Major Gabriela Rocha Bernardes falou à ONU News sobre experiência no Sudão, do qual foi evacuada após aumento a violência entre tropas nacionais e paramilitares
12 Julho 2023 Paz e segurança
Major Gabriela Rocha Bernardes falou à ONU News sobre experiência no
país africano, do qual foi evacuada após aumento a violência entre tropas
nacionais e paramilitares; ela lembra o treinamento que recebeu, ainda no
Brasil, e encoraja a participação feminina no terreno.
A boina-azul que operou na
Missão Integrada de Assistência à Transição das Nações Unidas no Sudão,
Unitams, e militar brasileira, Gabriela Rocha Bernardes é a entrevistada deste
12 de julho no Podcast ONU News.
Ela conta que foi evaMacuada
do Sudão após a escalada de violência no país africano desde abril. Os combates
entre tropas do exército e paramilitares já deixaram centenas de mortos e
milhares de deslocados.
Em Nova Iorque, retornando
da missão onde ficou quase um ano, a major do Exército Brasileiro conta sobre
seu treinamento para ir ao terreno e os principais aprendizados que teve em sua
passagem pelo Sudão.
Acompanhe a conversa com
Eleuterio Guevane e Mayra Lopes.
Vídeo: https://www.youtube.com/watch?v=37F9ywlm8BU&t=8s
ON: O mundo vive um novo
conflito. A África vive há cerca de três meses um novo episódio com violência
que não era esperada. A nossa convidada de hoje é uma boina-azul e é militar.
Esteve quando tudo começou, no início de uma missão para estabilizar um país
africano com um longo historial de conflito. Como que você chegou nessa
missão? Qual é seu histórico militar e como foi o processo de se juntar a uma
missão das Nações Unidas?
Gabriela Bernardes: Eu sempre tive vontade de participar de uma missão da ONU ou uma
missão de cunho humanitário, desde que eu estava na faculdade de jornalismo e
eu tive essa oportunidade através do Exército, onde eu sirvo já há mais de 18
anos na área de comunicação social e eu me voluntariei. A gente precisa ser
voluntário para participar do processo seletivo.
Em 2018, eu tive a chance
de fazer o primeiro treinamento no Centro Conjunto de Operações de Paz do
Brasil, Ccopab, e um estágio de idiomas no Centro de Idiomas do Exército.

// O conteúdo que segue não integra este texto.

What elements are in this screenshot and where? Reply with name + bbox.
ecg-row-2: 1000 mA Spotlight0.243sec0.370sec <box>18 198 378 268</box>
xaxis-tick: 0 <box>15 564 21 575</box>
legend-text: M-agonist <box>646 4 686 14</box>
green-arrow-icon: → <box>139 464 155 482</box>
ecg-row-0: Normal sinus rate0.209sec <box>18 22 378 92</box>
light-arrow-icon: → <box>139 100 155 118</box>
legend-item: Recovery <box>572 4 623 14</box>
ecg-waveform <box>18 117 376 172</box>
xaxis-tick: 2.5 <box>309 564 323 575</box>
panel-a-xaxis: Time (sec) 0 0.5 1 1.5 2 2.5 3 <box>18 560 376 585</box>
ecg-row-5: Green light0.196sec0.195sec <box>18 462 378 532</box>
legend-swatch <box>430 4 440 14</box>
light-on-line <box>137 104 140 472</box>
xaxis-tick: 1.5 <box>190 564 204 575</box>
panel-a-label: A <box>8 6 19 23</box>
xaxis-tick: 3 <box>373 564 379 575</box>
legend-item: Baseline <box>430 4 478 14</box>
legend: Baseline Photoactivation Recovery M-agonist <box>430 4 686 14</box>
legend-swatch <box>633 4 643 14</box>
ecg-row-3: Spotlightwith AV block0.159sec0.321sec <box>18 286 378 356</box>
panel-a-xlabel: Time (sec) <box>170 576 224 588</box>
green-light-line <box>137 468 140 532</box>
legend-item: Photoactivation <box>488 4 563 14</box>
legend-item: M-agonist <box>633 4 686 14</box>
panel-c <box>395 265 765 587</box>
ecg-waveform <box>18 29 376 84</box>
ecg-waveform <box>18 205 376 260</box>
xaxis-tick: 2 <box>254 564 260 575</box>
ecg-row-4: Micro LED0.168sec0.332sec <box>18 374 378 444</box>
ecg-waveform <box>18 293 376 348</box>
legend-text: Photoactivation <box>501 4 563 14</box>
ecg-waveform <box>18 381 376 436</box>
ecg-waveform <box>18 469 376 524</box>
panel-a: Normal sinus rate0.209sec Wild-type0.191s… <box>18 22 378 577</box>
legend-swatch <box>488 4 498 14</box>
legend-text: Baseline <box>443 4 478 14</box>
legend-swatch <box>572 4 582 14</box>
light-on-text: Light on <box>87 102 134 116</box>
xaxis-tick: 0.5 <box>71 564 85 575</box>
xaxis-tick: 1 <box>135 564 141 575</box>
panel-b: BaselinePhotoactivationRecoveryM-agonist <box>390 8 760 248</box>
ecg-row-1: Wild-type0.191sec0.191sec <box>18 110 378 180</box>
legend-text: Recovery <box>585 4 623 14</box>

Fiquei aguardando um convite, uma seleção que acabou acontecendo em 2021, já no
final do ano, quando eu estava onde eu estava também no Ccopab, fazendo um
outro curso específico para preparação de militares do segmento feminino para
missões de paz.
Eu recebi a informação de
que eu tinha sido selecionada para a Unitams, no Sudão. Eu tive mais ou menos
seis meses para me preparar e ser desdobrada no terreno.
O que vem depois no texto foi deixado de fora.